Keep everything gziped
Often, the bottleneck will be IO. This is especially true on modern servers that have a lot of cores and ram. By keeping the files we want to process gziped, we can use zcat to directly read the compressed files and pipe the output to whichever script we need. This reduces the amount of data that needs to be read from the disk. For example:
zcat log.gz | grep pattern
If you’re piping into a Python script, you can easily loop over lines coming from the standard input by using the fileinput module, like this:
import fileinput for line in fileinput.input(): process(line) |
Use parallel to use all available cores
GNU parallel is the coolest utility I’ve discovered recently. It allows you to execute a script that needs to act on a list of files in parallel. For example, suppose we have a list of 4 log files (exim_reject_1.gz, exim_reject_2.gz, etc) and that we need to extract the lines that contain gmail.com. We could run a grep on each of those files sequentially but if our machine has 4 cores, why not run all the greps at once? It can be done like this using parallel:
parallel -j4 "zcat {} | grep gmail.com" ::: exim_reject*.gz
Breaking down the previous command, we tell parallel to run, using 4 cores, the command zcat {} | grep gmail.com, where {} will be substituted with each of the files matching the selector exim_reject*.gz. Each resulting command from the substitutions of {} will be run in parallel.

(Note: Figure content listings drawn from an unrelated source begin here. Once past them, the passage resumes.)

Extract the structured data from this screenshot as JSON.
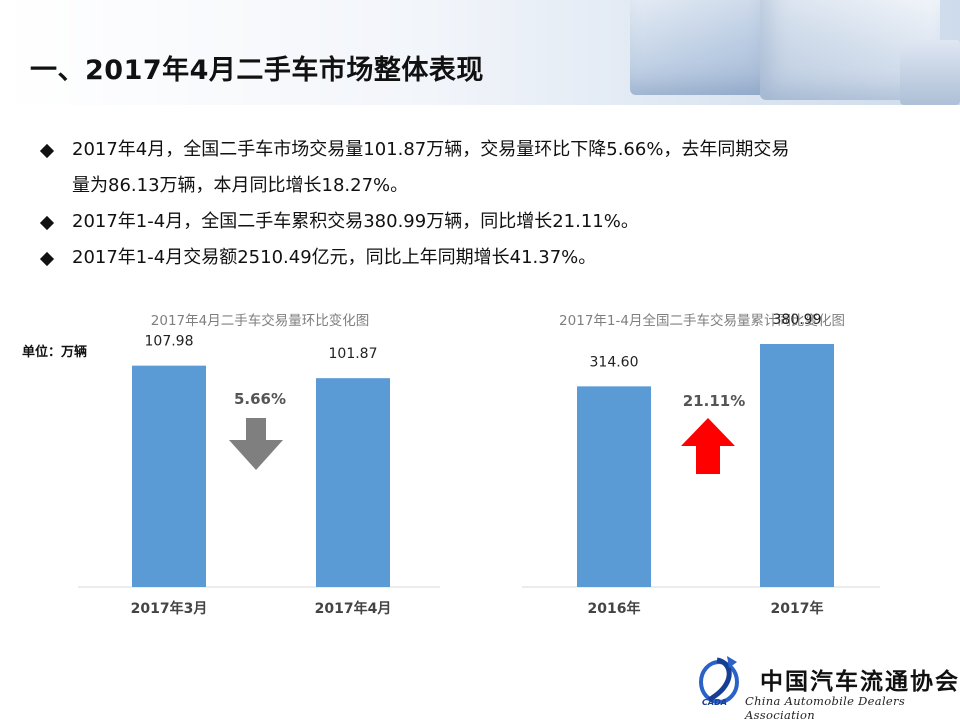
{
  "page": {
    "title": "一、2017年4月二手车市场整体表现",
    "bullets": [
      "2017年4月，全国二手车市场交易量101.87万辆，交易量环比下降5.66%，去年同期交易",
      "量为86.13万辆，本月同比增长18.27%。",
      "2017年1-4月，全国二手车累积交易380.99万辆，同比增长21.11%。",
      "2017年1-4月交易额2510.49亿元，同比上年同期增长41.37%。"
    ],
    "unit_label": "单位：万辆"
  },
  "colors": {
    "bar": "#5b9bd5",
    "down_arrow": "#7f7f7f",
    "up_arrow": "#ff0000",
    "axis": "#d9d9d9"
  },
  "chart_data": [
    {
      "type": "bar",
      "title": "2017年4月二手车交易量环比变化图",
      "categories": [
        "2017年3月",
        "2017年4月"
      ],
      "values": [
        107.98,
        101.87
      ],
      "value_labels": [
        "107.98",
        "101.87"
      ],
      "change": {
        "label": "5.66%",
        "direction": "down",
        "icon": "down-arrow-icon"
      },
      "ylim": [
        0,
        140
      ]
    },
    {
      "type": "bar",
      "title": "2017年1-4月全国二手车交易量累计同比变化图",
      "categories": [
        "2016年",
        "2017年"
      ],
      "values": [
        314.6,
        380.99
      ],
      "value_labels": [
        "314.60",
        "380.99"
      ],
      "change": {
        "label": "21.11%",
        "direction": "up",
        "icon": "up-arrow-icon"
      },
      "ylim": [
        0,
        450
      ]
    }
  ],
  "footer": {
    "org_cn": "中国汽车流通协会",
    "org_en": "China Automobile Dealers Association",
    "logo_text": "CADA"
  }
}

What’s great about it is that you can also collect all the results from the parallel executions and pipe them into another command. We could for example decide to keep the resulting lines in a new file like this:
parallel -j4 "zcat {} | grep gmail.com" ::: exim_reject*.gz | gzip > results.txt.gz
Use a ramdisk
If you’ll be doing a lot of reading and writing to the disk on the same files and have lots of ram, you should consider using a ramdisk. Doing so will undoubtedly save you lots of IO time. On Linux, it is very easy to do. The following command would create an 8GB ramdisk:
sudo mount -t tmpfs -o size=8G,nr_inodes=1k,mode=777 tmpfs /media/ramdisk
In the end…
By using all the tricks above, we were able to considerably improve the overall runtime or our scripts. Well worth the time it took to refactor our initial naive pipeline.